PROJECT "ACE" – ACCEPTANCE OF THE BINDING OFFER SUBMITTED BY ELLIOT AND CREDITO FONDIARIO

SIGNING OF A FRAMEWORK AGREEMENT FOR THE DISPOSAL OF A EUR 7.8 BILLION BAD LOANS PORTFOLIO

ESTABLISHMENT OF A DEDICATED NPL SERVICING PARTNERSHIP WITH A SPECIALIZED BANK

Milan/Verona, 10 December 2018 – Further to the last notice to the market dated 30 November 2018 concerning the final negotiations with the potential investors admitted to the last phase of the disposal process regarding a portfolio of bad loans (Project "ACE"), the Bank's Board of Directors held today approved the binding offer submitted by Elliott International, L.P. ("Elliott") and Credito Fondiario S.p.A. ("CF"), one of the consortia selected as potential investors.

The binding agreement reached today provides for:

  • the sale of a portfolio of bad loans ("sofferenze") for a nominal amount of Euro 7.8 billion, in the context of a securitization transaction; Banco BPM will have the right to reduce the size of the portfolio to Euro 7 billion;
  • the possibility (as preferred option) that the senior notes to be issued in the context of the securitization transaction may be structured in order to benefit of the State guarantee on the securitization of non-performing loans pursuant to the Law Decree no. 18/2016 ("GACS") and within the current expiration of the GACS scheme; as an alternative, at the option of Banco BPM, the transaction may be structured as a bilateral transaction in the context of which BBPM would subscribe the Senior Notes;
  • Elliott (through a controlled company) subscribing the Junior and Mezzanine tranches that will be issued in the context of the securitization;
  • the creation of a servicing platform in partnership with CF, a specialized servicer with banking license, with the following main features: (a) 70% of the new platform to be held by CF and 30% to be held by BBPM, (b) management of the portfolio sold in the context of the securitization transaction and (c) a 10 year agreement for the servicing of 80% of BBPM new flows of bad loan portfolios.

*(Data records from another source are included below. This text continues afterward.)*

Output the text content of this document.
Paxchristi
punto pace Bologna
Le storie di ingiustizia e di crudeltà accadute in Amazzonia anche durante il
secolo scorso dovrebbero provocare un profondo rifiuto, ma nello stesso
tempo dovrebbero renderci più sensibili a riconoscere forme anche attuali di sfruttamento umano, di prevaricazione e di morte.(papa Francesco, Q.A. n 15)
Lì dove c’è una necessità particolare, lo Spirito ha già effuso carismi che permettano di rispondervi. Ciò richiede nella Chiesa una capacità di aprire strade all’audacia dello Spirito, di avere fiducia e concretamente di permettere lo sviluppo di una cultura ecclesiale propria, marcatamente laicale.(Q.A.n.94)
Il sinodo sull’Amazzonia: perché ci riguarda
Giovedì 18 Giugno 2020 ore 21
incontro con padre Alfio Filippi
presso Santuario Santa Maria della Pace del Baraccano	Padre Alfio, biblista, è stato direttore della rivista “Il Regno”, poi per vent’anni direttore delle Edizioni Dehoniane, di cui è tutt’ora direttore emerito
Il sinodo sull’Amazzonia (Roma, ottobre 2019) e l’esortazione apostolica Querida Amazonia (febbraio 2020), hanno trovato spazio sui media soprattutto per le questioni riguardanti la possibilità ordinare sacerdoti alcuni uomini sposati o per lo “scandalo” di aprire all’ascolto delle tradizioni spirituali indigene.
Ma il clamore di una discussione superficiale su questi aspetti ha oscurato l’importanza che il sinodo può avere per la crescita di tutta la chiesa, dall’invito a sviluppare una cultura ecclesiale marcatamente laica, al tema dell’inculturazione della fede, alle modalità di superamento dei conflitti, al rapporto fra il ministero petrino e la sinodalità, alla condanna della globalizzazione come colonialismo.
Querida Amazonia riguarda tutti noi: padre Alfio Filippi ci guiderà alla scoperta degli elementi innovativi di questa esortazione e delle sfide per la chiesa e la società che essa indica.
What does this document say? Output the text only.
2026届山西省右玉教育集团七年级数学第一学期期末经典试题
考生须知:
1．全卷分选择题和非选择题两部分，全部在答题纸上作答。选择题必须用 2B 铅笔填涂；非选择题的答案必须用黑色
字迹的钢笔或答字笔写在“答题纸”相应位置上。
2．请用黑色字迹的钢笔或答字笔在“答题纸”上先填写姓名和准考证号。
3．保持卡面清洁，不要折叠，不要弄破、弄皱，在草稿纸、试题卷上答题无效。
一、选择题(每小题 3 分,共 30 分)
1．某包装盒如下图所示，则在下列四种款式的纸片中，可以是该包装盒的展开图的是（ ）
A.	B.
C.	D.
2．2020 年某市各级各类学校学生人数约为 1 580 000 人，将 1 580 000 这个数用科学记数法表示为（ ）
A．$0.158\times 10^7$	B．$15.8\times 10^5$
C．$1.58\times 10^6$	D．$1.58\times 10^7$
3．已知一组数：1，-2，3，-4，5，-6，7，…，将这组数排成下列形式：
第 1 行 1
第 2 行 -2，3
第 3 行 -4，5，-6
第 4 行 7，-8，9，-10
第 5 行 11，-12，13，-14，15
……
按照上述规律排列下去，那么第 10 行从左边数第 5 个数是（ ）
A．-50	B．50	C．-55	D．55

Banco BPM will liaise with the Trade Unions in order to ensure the full respect of applicable legal and contractual provisions

The aforementioned transactions, which are subject to authorizations/regulatory approvals being received from the competent authorities and the obtainment of accounting derecognition and Significant Risk Transfer, envisage a valuation of approximately Eur 143 million for 100% of the servicing platform of the Bank.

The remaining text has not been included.